Who is a virgin, the man
Asks. And there is another
Man who lies with her,
He repeats. And then pretty
Much everyone joins into
A large circle, Who lies with
Her? they chant. Even in
The what is now daylight, there is red
Red lipstick goes with everything.
When in doubt, make everything red.
And His Melancholy
Exists outside himself,
A tawdry drop cloth
To the rest of him,
Drawn about, spotted
With paint, drawn close
Like a cape, like gravity,
Mixed with sadness, empty
With regret, like oil and solution.
It is but a part of who he is,
Not a badge but a sorrow,
A part of him that comes
Along for the ride, a backdrop
A cloak, a piece of dense dark
Cloth that you throw down
For protection against the elements.
Away from the deluge to come.
In the Morning I’ll See
If the yard has light, and the multi-colored
Lights wrapped around the deck
are dimmed with the day’s sun, I’ll
see how to wade and forage through
the want of the yet and the if of the why
of another paper calendar, between
what I know in dreams and what has been
presented upon awakening.
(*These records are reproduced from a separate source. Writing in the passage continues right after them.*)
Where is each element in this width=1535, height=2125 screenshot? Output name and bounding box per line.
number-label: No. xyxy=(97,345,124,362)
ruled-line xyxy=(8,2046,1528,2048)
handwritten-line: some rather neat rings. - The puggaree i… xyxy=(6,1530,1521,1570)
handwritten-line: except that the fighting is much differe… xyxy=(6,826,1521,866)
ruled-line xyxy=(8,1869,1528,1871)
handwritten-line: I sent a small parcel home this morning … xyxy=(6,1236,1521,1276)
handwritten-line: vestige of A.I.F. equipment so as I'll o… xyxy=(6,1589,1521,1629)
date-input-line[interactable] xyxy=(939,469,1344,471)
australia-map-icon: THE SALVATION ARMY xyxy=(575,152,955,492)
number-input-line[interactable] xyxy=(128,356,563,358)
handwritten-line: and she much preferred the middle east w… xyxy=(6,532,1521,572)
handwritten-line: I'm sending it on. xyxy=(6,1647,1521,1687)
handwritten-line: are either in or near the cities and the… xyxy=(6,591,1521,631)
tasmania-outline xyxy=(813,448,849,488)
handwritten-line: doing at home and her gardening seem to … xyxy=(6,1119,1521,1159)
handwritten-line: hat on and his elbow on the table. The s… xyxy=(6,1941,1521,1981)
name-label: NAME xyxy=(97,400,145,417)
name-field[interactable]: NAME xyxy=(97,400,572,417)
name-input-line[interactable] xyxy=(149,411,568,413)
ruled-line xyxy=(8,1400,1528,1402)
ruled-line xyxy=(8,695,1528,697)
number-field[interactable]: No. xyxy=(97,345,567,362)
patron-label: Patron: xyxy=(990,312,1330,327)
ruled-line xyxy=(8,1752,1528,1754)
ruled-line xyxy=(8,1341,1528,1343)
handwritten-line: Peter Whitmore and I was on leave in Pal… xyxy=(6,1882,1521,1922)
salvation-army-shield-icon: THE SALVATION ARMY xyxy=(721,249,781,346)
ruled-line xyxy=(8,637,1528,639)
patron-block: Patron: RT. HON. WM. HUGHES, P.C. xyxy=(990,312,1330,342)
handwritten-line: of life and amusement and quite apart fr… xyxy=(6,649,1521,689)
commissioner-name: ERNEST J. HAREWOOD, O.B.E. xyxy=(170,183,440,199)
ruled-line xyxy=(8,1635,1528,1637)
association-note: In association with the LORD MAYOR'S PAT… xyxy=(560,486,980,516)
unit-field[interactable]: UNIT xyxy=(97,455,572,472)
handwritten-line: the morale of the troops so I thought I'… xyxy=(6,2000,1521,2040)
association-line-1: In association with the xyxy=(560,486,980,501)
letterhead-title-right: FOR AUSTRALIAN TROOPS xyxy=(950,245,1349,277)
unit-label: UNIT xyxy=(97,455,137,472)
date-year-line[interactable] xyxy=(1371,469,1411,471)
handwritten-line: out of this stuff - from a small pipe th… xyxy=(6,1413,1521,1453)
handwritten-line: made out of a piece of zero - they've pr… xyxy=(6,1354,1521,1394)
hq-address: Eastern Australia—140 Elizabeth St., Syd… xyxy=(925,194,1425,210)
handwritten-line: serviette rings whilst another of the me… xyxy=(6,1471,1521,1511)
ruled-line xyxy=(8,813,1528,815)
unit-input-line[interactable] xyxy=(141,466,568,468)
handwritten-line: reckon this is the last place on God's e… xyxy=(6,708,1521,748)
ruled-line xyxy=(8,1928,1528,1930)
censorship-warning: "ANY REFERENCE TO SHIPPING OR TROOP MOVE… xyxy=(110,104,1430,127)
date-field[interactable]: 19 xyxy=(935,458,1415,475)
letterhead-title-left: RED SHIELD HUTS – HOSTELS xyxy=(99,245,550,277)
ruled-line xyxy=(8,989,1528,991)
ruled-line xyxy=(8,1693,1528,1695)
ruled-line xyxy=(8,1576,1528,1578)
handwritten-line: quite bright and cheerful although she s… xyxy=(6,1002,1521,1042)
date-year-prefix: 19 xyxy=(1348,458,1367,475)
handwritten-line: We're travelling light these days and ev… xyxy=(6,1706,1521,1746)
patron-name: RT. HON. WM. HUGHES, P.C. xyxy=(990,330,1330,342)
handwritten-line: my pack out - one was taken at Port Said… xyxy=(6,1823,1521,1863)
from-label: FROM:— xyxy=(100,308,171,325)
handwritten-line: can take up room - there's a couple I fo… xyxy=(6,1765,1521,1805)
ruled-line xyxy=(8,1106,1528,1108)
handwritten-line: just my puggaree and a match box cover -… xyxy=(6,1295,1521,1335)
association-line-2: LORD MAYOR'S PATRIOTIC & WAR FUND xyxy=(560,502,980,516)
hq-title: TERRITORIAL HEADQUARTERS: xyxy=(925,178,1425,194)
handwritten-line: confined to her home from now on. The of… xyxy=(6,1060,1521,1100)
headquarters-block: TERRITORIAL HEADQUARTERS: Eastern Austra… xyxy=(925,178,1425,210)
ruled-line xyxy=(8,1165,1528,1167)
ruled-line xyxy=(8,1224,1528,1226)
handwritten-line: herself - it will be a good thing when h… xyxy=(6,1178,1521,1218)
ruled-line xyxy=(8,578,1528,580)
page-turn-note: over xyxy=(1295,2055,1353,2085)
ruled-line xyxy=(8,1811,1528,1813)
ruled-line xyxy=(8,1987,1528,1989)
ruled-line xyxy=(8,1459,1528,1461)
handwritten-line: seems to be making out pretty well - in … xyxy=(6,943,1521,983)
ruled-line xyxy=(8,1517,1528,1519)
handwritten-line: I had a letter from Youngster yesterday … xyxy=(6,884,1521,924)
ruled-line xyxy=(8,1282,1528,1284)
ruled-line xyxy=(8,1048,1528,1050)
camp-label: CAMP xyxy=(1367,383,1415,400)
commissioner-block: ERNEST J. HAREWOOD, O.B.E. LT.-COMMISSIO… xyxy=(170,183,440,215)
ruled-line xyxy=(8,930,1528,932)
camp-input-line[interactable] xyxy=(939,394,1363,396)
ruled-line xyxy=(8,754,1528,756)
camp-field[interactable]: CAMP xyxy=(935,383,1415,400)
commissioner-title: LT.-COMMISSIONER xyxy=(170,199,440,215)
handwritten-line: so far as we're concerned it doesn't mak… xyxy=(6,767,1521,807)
Either by patience
or arrogance, the want will seem
as if sky and earth has been
passed by, like cities fed water through
A pinwheel. My desire is in front
of a side window on a train
traveling cross-country and biding time
between stops. My heart is playing Old Maid
and circling words in on a paper puzzle.
The newness of the hour, whether
Noon or 2pm seems like an effigy
To depression. Oh, what will I give up
next? There are not enough vices
left for me to take on and cast off
In a dim-witted way as if they mattered.
Nothing sticks, not love or time
or money, as if I could fly perhaps.
No, wanting is not like that, but
similar in the sense that moods
are cast on and off, as if I were
half inside a sleepwalk, too far gone
in a hallway of fog to be woken
with a shaking or alarm. Not even
a cup of water thrown at my face
will dispel me from this ugly need.
More Than us, but Less than Wind
from a line by——Carmen Giménez Smith
The times when I cannot meet
you halfway, we struggle
you know how to say this word,
migration, immigration, destiny.
The scattering of people, traveling
away from where they were born,
from war, violence, famine, poverty,
disease. The diaspora stretches out
like a fishing net, across the Mexico
Border and California, Texas, Arizona.
Dragging culture across grassy fields,
dragging language around like a knapsack,
emptying familiar phrases as if they were bread
crumbs along the way. How much can we carry?
What do we leave or stay. How much of ourselves
do we remain within our leaving hearts,
the gateway to our lives, our rabbit’s foot,
the pelt worn down to bone and dried blood
under the rabbit’s clear nail that we finger
in our nearly closed fist when we are scared
and press down so it cuts us wide open.